2024-03-25 16:00 UTC: There will be some minor disruption in the week beginning 25 March 2024 as we upgrade our servers. We will let you know when the upgrade is complete.

Forced photometry is now available from the Southern Telescopes (El Sauce, Chile and Sutherland, South Africa). Please be aware that the difference imaging template south of -50 degrees declination was changed during commissioning, so you may get an unexpected discontinuity in your target's difference lightcurve.

ATLAS Forced Photometry

This is the ATLAS forced photometry server, which provides full public access to photometric measurements over the full history of ATLAS survey. After registration, a user can request forced photometry at any position on the sky either for a single position, a list of positions, or moving objects (by MPC name).

ATLAS is a quadruple 0.5m telescope system with two units in Hawaii (Haleakala and Mauna Loa), and one each in Chile (El Sauce) and South Africa (Sutherland). With the installation of the two southern units, we are robotically surveying the whole sky with a cadence of 1 day between -50 and +50 and 2 days in the polar regions, weather permitting. Two filters are used, cyan and orange (denoted c and o; all mags quoted are in the AB system).

As described in Tonry et al. (2018), ATLAS surveys the whole visible sky.

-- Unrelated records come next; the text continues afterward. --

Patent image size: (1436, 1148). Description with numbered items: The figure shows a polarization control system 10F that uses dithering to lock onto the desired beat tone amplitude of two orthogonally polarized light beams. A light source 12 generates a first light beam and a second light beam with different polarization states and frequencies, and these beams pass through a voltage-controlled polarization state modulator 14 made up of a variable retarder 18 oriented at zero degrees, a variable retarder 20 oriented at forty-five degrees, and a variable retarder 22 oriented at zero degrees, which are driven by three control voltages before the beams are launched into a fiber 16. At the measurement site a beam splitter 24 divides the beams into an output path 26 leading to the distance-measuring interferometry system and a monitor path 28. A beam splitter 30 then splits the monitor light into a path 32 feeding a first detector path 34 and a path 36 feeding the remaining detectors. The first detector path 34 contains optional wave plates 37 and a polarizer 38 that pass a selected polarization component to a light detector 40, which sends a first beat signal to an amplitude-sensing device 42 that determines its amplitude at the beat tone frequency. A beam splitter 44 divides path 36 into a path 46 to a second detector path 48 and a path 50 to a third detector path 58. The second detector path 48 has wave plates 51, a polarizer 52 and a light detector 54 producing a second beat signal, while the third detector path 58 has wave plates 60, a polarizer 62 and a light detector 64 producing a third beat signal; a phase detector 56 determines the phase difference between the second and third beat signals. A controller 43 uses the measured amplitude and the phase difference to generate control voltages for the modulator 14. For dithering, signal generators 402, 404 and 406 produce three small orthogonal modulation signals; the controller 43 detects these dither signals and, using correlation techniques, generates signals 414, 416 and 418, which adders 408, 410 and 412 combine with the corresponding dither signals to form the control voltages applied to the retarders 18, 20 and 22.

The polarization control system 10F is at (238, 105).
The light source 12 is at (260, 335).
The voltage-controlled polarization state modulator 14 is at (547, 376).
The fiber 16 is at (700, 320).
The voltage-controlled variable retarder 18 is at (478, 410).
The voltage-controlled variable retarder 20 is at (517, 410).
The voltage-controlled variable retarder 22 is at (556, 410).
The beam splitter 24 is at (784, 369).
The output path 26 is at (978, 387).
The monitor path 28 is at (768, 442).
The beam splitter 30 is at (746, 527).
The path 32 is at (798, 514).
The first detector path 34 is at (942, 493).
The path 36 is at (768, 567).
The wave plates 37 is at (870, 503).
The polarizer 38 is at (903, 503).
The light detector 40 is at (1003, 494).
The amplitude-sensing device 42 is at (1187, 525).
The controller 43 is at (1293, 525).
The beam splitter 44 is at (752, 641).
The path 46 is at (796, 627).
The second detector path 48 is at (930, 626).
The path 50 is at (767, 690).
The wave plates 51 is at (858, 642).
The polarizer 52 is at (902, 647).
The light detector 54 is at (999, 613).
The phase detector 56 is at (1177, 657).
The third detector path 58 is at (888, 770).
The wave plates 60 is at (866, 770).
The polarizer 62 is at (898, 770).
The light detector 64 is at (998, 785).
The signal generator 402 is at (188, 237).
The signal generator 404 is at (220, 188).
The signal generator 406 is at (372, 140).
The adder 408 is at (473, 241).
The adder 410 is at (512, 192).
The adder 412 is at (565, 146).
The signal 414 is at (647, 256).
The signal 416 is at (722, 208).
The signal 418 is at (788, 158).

On each night, a sequence of 4 x 30 second exposures are taken, spaced over a period of about one hour to provide identification and orbit constraints for near-earth objects (NEOs). Discovery of NEOs and potentially hazardous objects is the main purpose of ATLAS. However the all-sky, frequent coverage, to o ~ 19.5 makes it treasure trove for time domain science. A full description is on the ATLAS homepage at fallingstar.com

The potential for transient object science and variable star science has been described in Smith et al. (2020) and Heinze et al. (2018), respectively. We release all our transient discoveries to the IAU's Transient Name Server.

A forced photometry means that a point-spread-function is calculated for each image based on high signal to noise stars, and a profile fit is forced at the user's input coordinates. The forced measurement can be made on either a target image (e.g. for the measurement of flux of a variable star), or on a difference image (e.g. for a lightcurve point for a transient). Data processing and photometry are described in more detail in Tonry et al. (2018) and Smith et al. (2020).


The data returned are described on the Output page and if you encounter problems, bugs, or would like to make suggestions, please do it through our GitHub issues page.

If you use these data in a publication you must cite Tonry et al. (2018), If you use data for transient time-domain science you must also cite Smith et al. (2020), and if you use it for variable object science, you must cite the Heinze et al. (2018). This web service can be cited as Shingles et al. (2021).

Please also add the acknowledgement:

This work has made use of data from the Asteroid Terrestrial-impact Last Alert System (ATLAS) project. The Asteroid Terrestrial-impact Last Alert System (ATLAS) project is primarily funded to search for near earth asteroids through NASA grants NN12AR55G, 80NSSC18K0284, and 80NSSC18K1575; byproducts of the NEO search include images and catalogs from the survey area. This work was partially funded by Kepler/K2 grant J1944/80NSSC19K0112 and HST GO-15889, and STFC grants ST/T000198/1 and ST/S006109/1. The ATLAS science products have been made possible through the contributions of the University of Hawaii Institute for Astronomy, the Queen’s University Belfast, the Space Telescope Science Institute, the South African Astronomical Observatory, and The Millennium Institute of Astrophysics (MAS), Chile.